Buzzer atau pendengung seringkali menjadi penyematan yang buruk. Secara istilah, makna pendengung memang telah mengalami distorsi yang jauh. Dari semula sebagai ruang agen siar, kini berstigma negatif sebagai penjilat penguasa.
Bahkan, sekali dicap pendengung, akan berakhir seperti setitik nila rusak susu sebelangga. Seketika semua hancur. Argumen apapun gak ada gunanya lagi. Persoalan tersebut yang saya tangkap dari tulisan Achmad Fauzan Syaikhoni, Karena Sengkarut Istilah Buzzer, Diskusi Tak Lagi Asyik.
Menurut Fauzan, penyematan pendengung dirasanya begitu serampangan. Pokok narasi berbau dukungan pada pemerintah adalah golongan pendengung.
Saking problematiknya, pembelaan berupa pengakuan dan sederet bukti, sampai sumpah pocong pun bahwa dirinya memang bukan pendengung tidak akan cukup mempan. Akibatnya, dialog jadi bias prasangka dan prematur sejak dini. Argumen apapun kayak dosa banget gitu.
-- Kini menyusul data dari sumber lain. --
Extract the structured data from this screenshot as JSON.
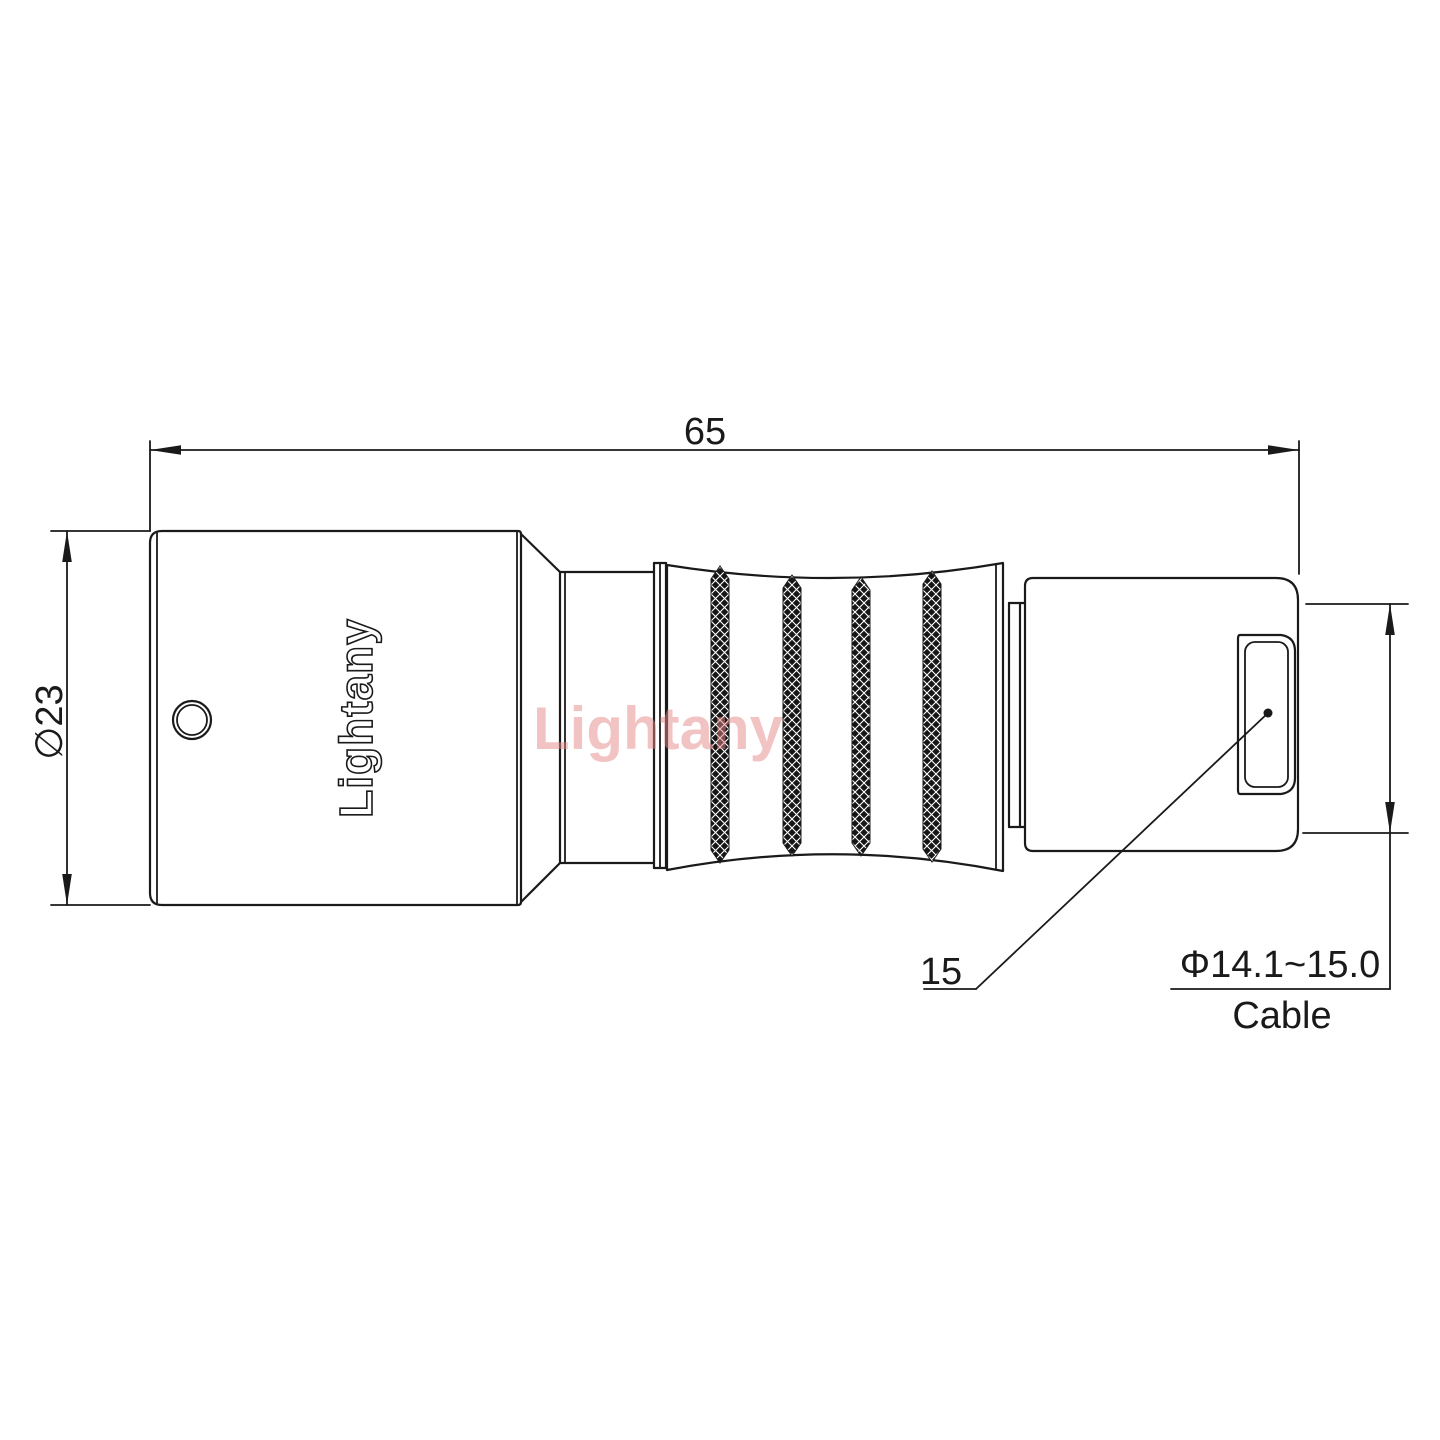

Apa yang dirasakan oleh Fauzan pada titik tertentu perihal keresahannya saya sepakat. Namun, kalau kita bicara lebih luas dalam ranah teoritis Sosiologi Politik, persoalan penyematan pendengung ini akan menemukan duduk perkara yang tepat.
Siapa tahu ini bisa menjadi penengah sengkarut istilah pendengung ini. Tujuan lainnya tentu agar tidak ada korban lagi seperti yang Fauzan alami.
Kontrak Sosial
Sebelum bicara lebih jauh soal pendengung dari kacamata Sosiologi Politik, menjadi relevan untuk mencoba memahami terlebih dahulu asal muasal mengapa negara dibentuk. Pernahkah kita bertanya, negara atau pemerintah sebenernya apa, siapa, dan dari mana? Mengapa harus ada negara beserta pemerintahannya ini?
Banyak literatur terkait hal ini yang bisa diselami. Mulai dari buku-buku sejarah peradaban, filsafat hukum, sosiologi politik, hingga yang paling ideal untuk dibaca sebagai pengantar umum adalah literatur perihal tujuan kebangsaan, Revolusi Perancis, beserta pemikiran filsuf di era tersebut.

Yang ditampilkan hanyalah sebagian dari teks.